Тень сдвинулась в сторону, звякнула цепочка, щелкнул замок, и дверь распахнулась. На пороге стоял неопрятный старикан в майке и трусах, обутый почему-то в высокие резиновые сапоги. Над вырезом майки, как над степным горизонтом, торчали многочисленные церковные маковки-купола. Как видно, на груди у старика был вытатуирован целый монастырь на несколько тыщ монахов с самим патриархом во главе.
– Ну и дед у Катерины… – поразилась я-дура.
– Сын за отца не отвечает! – возразила я-умная. – А внучка за деда и подавно.

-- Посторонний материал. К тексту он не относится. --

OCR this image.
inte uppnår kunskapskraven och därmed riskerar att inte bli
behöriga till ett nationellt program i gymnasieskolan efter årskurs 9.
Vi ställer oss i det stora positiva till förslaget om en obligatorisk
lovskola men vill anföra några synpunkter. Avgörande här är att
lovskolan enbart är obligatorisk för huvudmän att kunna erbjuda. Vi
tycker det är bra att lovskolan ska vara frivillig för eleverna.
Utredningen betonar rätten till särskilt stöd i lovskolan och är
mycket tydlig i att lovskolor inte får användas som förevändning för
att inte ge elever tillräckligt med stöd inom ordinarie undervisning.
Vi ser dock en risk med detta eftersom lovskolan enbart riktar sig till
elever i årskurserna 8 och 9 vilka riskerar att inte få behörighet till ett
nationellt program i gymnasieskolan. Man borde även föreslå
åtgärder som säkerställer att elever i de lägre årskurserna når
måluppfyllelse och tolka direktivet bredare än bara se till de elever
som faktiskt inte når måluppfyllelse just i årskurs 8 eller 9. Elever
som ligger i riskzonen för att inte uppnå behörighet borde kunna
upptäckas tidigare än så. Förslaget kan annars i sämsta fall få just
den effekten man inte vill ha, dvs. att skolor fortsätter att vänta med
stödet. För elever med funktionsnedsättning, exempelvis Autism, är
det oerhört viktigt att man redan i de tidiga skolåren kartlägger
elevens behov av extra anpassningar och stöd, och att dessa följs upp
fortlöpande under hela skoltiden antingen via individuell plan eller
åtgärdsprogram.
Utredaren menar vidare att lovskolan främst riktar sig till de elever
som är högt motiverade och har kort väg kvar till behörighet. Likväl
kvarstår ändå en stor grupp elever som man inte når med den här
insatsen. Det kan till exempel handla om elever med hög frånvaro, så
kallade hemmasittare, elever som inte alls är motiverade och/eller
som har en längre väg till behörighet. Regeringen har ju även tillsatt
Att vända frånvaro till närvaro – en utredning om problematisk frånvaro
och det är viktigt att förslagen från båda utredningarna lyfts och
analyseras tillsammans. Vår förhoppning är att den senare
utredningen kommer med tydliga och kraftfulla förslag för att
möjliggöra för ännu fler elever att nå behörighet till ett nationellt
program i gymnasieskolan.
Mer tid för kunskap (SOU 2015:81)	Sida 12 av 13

– Это к Кате, – повторила я вслух.
Дед приветливо осклабился, обнажив полный рот стальных зубов. «Как в том школьном стихотворении, – мелькнуло у меня в голове. – Гвозди бы делать из этих людей…» В самом деле, если пустить дедову челюсть на переплавку, можно было бы как минимум набрать гвоздей на починку почтовых ящиков. Хотя, все равно ведь сожгут, так что ладно, пускай жует на здоровье…
– Это к Кате? – повторил старик и сделал шаг назад. – Ну, заходи, Это.
Я вошла в крохотную прихожую. Дверь за моей спиной захлопнулась, в обратном порядке звякнув замком и цепочкой.